Ribbeck Law Chartered and Global Aviation Law Group recently filed a lawsuit for a Kenyan family and demanded one billion US dollars for the 66 families that they represent in the two Boeing 737 Max 8 plane crashes.

Kenya was the worst hit in the Ethiopian Airlines Boeing 737 commercial plane crash, with 32 victims.

Passengers from 35 countries were on board the Ethiopian Airlines flight from Addis Ababa to Nairobi that crashed on 10 March, killing 157 people.

Canada suffered the second-highest casualties after Kenya at 18. Others included:  USA (8), Egypt (6), China (8), Ethiopia (9), Netherlands (5), UK (7), Russia (3), France (7), Italy (8).

Ribbeck Law Chartered has so far filed 44 cases against the Boeing Company in Federal Court in Chicago for the recent Boeing 737 Max 8 aircraft crashes.

“Our clients are seeking more than one billion US dollars for their damages. Ribbeck Law Chartered and Global Aviation Law Group represent 67 families of both crashes, the majority of the passengers and cabin crew members affected by Boeing 737 Max 8 disasters and as we prepare the complaints,” Manuel von Ribbeck of Ribbeck Law Chartered stated

“We will continue to file additional lawsuits to seek justice for our clients in the courts of the United States of America.”

With thousands of 737 Max orders on its books, these latest developments are a huge blow to Boeing.

Investigation teams both in Indonesia and Ethiopia have been zeroing in on faulty sensors and a flight control system, which is designed to push the nose down in the air.

“Crash investigators believe the Ethiopian Airlines ‘crew followed all of the procedures’ and made repeated attempts to stabilize the aircraft and regain control of the jet from the same automated anti-stall system MCAS that had been implicated in the Lion Air crash.” Monica Kelly of Ribbeck Law Chartered said.

In second quarter earnings call on July 24, 2019, Boeing’s CEO Dennis Muilenburg said the company may consider discontinuing production of its 737 Max planes if the worldwide grounding continues.

In addition, if the 737 Max aircraft aren’t back in service soon, some 12,000 jobs could be at risk in Boeing's Renton, Washington, factories.

“This is truly a case of corporate greed, whereby Boeing pushed ahead with flights with no concern for their passenger,” Kelly said.

The Ethiopian Airlines case is set to be heard again in court on September 17.

Global Aviation Law Group’s Deon Botha said if no settlement is reached in court the firm will petition the court that the Lion Air and Ethiopian Airlines cases be consolidated to avoid contradicting orders from two different judges.
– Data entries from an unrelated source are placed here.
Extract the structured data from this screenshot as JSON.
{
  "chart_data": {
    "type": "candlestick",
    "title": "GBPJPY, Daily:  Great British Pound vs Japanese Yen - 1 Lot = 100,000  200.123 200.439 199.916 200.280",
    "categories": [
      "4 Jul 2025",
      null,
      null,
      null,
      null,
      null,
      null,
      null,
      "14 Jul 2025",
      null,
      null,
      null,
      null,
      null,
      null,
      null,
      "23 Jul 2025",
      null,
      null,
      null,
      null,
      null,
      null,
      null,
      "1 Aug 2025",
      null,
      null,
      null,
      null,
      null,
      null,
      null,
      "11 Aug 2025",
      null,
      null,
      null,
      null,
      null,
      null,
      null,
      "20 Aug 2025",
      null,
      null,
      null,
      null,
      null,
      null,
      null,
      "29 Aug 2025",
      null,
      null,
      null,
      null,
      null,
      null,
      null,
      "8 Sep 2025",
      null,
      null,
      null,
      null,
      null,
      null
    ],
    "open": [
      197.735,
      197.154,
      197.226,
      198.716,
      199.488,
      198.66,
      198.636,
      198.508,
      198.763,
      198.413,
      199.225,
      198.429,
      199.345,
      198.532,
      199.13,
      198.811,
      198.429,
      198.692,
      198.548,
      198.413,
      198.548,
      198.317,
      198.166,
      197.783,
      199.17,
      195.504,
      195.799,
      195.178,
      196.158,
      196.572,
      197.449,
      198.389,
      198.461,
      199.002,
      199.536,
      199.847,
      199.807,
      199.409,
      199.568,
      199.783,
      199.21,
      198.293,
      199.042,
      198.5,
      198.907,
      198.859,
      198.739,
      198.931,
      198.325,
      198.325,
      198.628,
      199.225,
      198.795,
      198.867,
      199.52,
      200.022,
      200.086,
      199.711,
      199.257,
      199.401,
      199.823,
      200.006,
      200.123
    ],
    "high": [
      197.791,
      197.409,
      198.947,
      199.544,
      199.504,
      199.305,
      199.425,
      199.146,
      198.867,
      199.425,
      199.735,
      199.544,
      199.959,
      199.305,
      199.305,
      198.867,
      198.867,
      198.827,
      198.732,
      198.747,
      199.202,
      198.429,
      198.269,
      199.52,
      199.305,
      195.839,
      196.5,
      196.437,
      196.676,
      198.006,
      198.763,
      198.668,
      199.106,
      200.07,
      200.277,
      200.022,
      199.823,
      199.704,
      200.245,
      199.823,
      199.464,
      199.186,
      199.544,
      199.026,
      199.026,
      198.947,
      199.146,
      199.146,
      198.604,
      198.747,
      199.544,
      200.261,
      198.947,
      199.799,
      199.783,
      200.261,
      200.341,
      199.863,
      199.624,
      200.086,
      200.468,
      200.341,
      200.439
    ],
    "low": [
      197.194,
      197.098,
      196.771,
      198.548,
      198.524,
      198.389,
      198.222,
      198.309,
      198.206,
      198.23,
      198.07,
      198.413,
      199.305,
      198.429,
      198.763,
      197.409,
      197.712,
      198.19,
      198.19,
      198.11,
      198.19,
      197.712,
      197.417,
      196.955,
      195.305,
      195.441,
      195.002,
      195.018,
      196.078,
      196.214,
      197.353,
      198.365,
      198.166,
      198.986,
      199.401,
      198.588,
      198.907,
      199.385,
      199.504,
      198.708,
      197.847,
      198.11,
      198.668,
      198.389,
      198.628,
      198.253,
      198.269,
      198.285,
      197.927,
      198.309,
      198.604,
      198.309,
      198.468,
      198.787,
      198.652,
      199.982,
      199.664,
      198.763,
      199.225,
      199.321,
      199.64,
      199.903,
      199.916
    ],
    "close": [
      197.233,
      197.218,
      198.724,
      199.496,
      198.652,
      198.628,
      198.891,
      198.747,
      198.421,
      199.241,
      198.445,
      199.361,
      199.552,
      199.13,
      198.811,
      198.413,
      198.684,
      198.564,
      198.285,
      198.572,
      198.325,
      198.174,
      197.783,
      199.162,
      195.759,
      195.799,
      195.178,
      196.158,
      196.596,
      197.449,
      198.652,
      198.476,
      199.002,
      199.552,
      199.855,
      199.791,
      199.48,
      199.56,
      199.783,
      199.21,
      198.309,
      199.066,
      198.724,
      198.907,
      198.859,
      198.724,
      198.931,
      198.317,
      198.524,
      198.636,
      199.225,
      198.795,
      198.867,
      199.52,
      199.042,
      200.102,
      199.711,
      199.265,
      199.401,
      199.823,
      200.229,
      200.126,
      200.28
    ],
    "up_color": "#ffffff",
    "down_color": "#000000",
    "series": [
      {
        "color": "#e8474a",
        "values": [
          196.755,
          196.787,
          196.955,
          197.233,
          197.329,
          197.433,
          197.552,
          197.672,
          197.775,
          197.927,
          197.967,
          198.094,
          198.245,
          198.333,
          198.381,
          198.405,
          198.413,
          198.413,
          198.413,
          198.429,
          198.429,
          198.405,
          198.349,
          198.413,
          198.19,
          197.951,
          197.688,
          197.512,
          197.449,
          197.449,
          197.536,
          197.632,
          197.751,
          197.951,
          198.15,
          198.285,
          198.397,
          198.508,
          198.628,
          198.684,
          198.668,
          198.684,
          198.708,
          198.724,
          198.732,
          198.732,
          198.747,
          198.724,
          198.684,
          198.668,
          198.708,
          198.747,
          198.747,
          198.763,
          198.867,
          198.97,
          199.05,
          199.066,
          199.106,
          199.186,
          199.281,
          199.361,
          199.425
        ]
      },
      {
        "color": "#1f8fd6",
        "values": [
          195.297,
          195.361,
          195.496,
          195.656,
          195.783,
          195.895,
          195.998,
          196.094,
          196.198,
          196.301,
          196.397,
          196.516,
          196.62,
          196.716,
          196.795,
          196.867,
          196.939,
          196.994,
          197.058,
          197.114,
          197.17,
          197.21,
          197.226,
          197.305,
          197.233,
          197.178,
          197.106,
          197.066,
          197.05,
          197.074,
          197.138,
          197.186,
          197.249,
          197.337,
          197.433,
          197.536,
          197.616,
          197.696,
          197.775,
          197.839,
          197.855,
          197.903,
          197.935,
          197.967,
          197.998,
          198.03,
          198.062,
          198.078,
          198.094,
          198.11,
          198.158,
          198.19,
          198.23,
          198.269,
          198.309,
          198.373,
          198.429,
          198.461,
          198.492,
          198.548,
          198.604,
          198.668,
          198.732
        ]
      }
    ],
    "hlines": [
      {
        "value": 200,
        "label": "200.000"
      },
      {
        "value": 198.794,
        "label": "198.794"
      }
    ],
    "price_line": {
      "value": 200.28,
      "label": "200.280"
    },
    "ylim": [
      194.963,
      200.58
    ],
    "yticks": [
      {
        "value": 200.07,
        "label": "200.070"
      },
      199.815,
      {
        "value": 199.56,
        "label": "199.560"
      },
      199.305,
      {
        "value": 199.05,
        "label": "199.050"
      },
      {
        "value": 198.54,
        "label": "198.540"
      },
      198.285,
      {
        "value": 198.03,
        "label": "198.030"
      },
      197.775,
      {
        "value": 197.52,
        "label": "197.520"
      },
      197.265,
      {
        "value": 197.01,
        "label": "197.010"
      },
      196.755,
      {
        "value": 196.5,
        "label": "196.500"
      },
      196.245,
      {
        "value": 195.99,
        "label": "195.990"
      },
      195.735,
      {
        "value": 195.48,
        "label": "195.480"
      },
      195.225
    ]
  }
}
The law firm's Nairobi representative, David Njoroge of Igeria & Ngugi Advocates, said Boeing’s intentional conduct not grounding the 737 Max 8 aircraft after the first crash was a crime.

“We will seek that the authorities in Kenya and Ethiopia and some of the multiple countries that lost their citizens file criminal cases against Boeing’s CEO, its board of directors and anyone involved in the decision making of this company,” he said.